A retired military officer – maybe a Bird Colonel or One Star – 30 years of tours in hell holes all over the globe doing what has to be done against for-real bad guys with evil intent involving mud and blood and IEDs et al.  Sending too many young men home in boxes.   A for-real Warrior

Warrior and his wife purchase their dream retirement home … for a relaxed no-hassle life of cocktails … maybe golf with his buddies … maybe some fishing … visits from the grandkids … a well-earned reward for a career of service to a grateful nation.

The doorbell rings.  Warrior’s wife answers …

There stands a 5′ tall she-troll wearing a pith helmet, a safari jacket and tactical boots… carrying a clipboard and a tape measure … with a name badge – Mildred: HOA Inspector.

“I’m Mildred with The HOA Enforcement Dept.  Your mailbox needs to be moved back 18″ from the curb … and your front door is the wrong shade of beige…”

Warrior’s Wife turns and calls out to Warrior enjoying a MaiTai on his back deck. 

“Honey, it’s a 5′ she-troll in a pith helmet saying our mailbox and front door are in violation of some sort of rules …”

30 seconds of silence … broken by the unmistakable sound of a shell being racked into a short-barrel Mossberg 12 gauge.

Wife turns back to where Mildred WAS standing … Mildred’s ample backside is visible scurrying down the sidewalk with pith helmet and clipboard aflyin’.


I “get it”.  To maintain harmony …

… in any communal living environment there needs to be a universal “common sense” understanding and “limits” to what extremes residents can go to express their individuality.  IF residents know those limits before they complete the purchase process and agree to them in writing … it is a caveat emptor situation. 

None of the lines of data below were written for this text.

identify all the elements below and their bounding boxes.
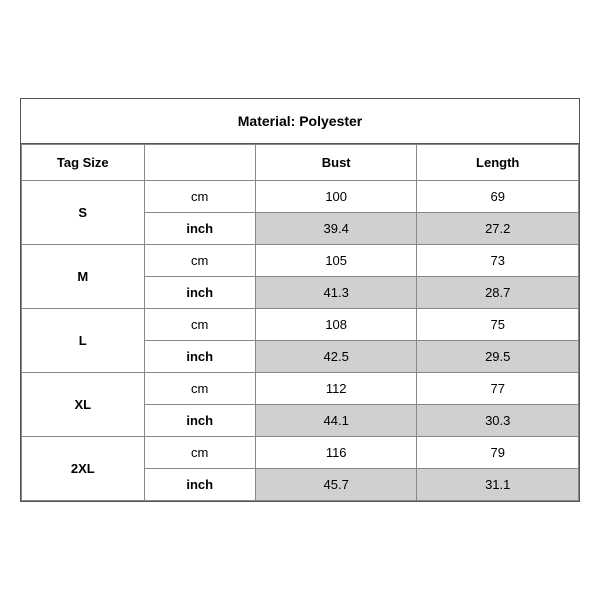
header-tag-size: Tag Size [22,145,145,181]
table-row: Lcm10875 [22,309,579,341]
bust-cm-value: 100 [255,181,417,213]
length-cm-value: 73 [417,245,579,277]
table-row: Scm10069 [22,181,579,213]
size-chart-container: Material: Polyester Tag Size Bust Length… [20,98,580,502]
length-inch-value: 27.2 [417,213,579,245]
tag-size-cell: L [22,309,145,373]
header-unit [144,145,255,181]
bust-cm-value: 116 [255,437,417,469]
table-row: Mcm10573 [22,245,579,277]
tag-size-cell: 2XL [22,437,145,501]
bust-cm-value: 108 [255,309,417,341]
bust-cm-value: 112 [255,373,417,405]
size-table: Tag Size Bust Length Scm10069inch39.427.… [21,144,579,501]
unit-cm-cell: cm [144,245,255,277]
unit-inch-cell: inch [144,277,255,309]
unit-cm-cell: cm [144,181,255,213]
length-inch-value: 29.5 [417,341,579,373]
tag-size-cell: M [22,245,145,309]
table-row: 2XLcm11679 [22,437,579,469]
length-cm-value: 79 [417,437,579,469]
header-bust: Bust [255,145,417,181]
chart-title: Material: Polyester [238,113,363,129]
bust-inch-value: 44.1 [255,405,417,437]
header-length: Length [417,145,579,181]
unit-inch-cell: inch [144,469,255,501]
bust-inch-value: 41.3 [255,277,417,309]
unit-inch-cell: inch [144,405,255,437]
length-cm-value: 77 [417,373,579,405]
length-cm-value: 69 [417,181,579,213]
unit-cm-cell: cm [144,373,255,405]
unit-inch-cell: inch [144,213,255,245]
table-row: XLcm11277 [22,373,579,405]
length-inch-value: 28.7 [417,277,579,309]
bust-inch-value: 39.4 [255,213,417,245]
length-inch-value: 31.1 [417,469,579,501]
tag-size-cell: XL [22,373,145,437]
length-cm-value: 75 [417,309,579,341]
bust-inch-value: 42.5 [255,341,417,373]
unit-cm-cell: cm [144,309,255,341]
tag-size-cell: S [22,181,145,245]
title-row: Material: Polyester [21,99,579,144]
unit-inch-cell: inch [144,341,255,373]
table-header: Tag Size Bust Length [22,145,579,181]
bust-cm-value: 105 [255,245,417,277]
bust-inch-value: 45.7 [255,469,417,501]
length-inch-value: 30.3 [417,405,579,437]
unit-cm-cell: cm [144,437,255,469]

The best examples are purchasing a home on a golf course then complaining about wayward golf balls … or buying in a subdivision on an airport take-off / landing path and complaining about the noise.  Nitwits do both of those things every day. 

Nitwits who wear useless Fauci masks while showering … or file frivolous lawsuits.   Aaaiiieeee.

My friend Michael is currently chairman of his HOA in Durham.  He has been active in previous HOAs over his career.  Michael may be THE most amicable decent human being I know … his successful sales career is testament to his ability to deal with a broad range of personalities.  I am certain his HOA – under his wise Solomon-esque guidance – is the antithesis of the YAHOO stereotype I’ve described above.

I fear that my Masked Madame Chairperson w/ her own gavel and “Mildred” are the rule in America 2023 … and Michael is the exception.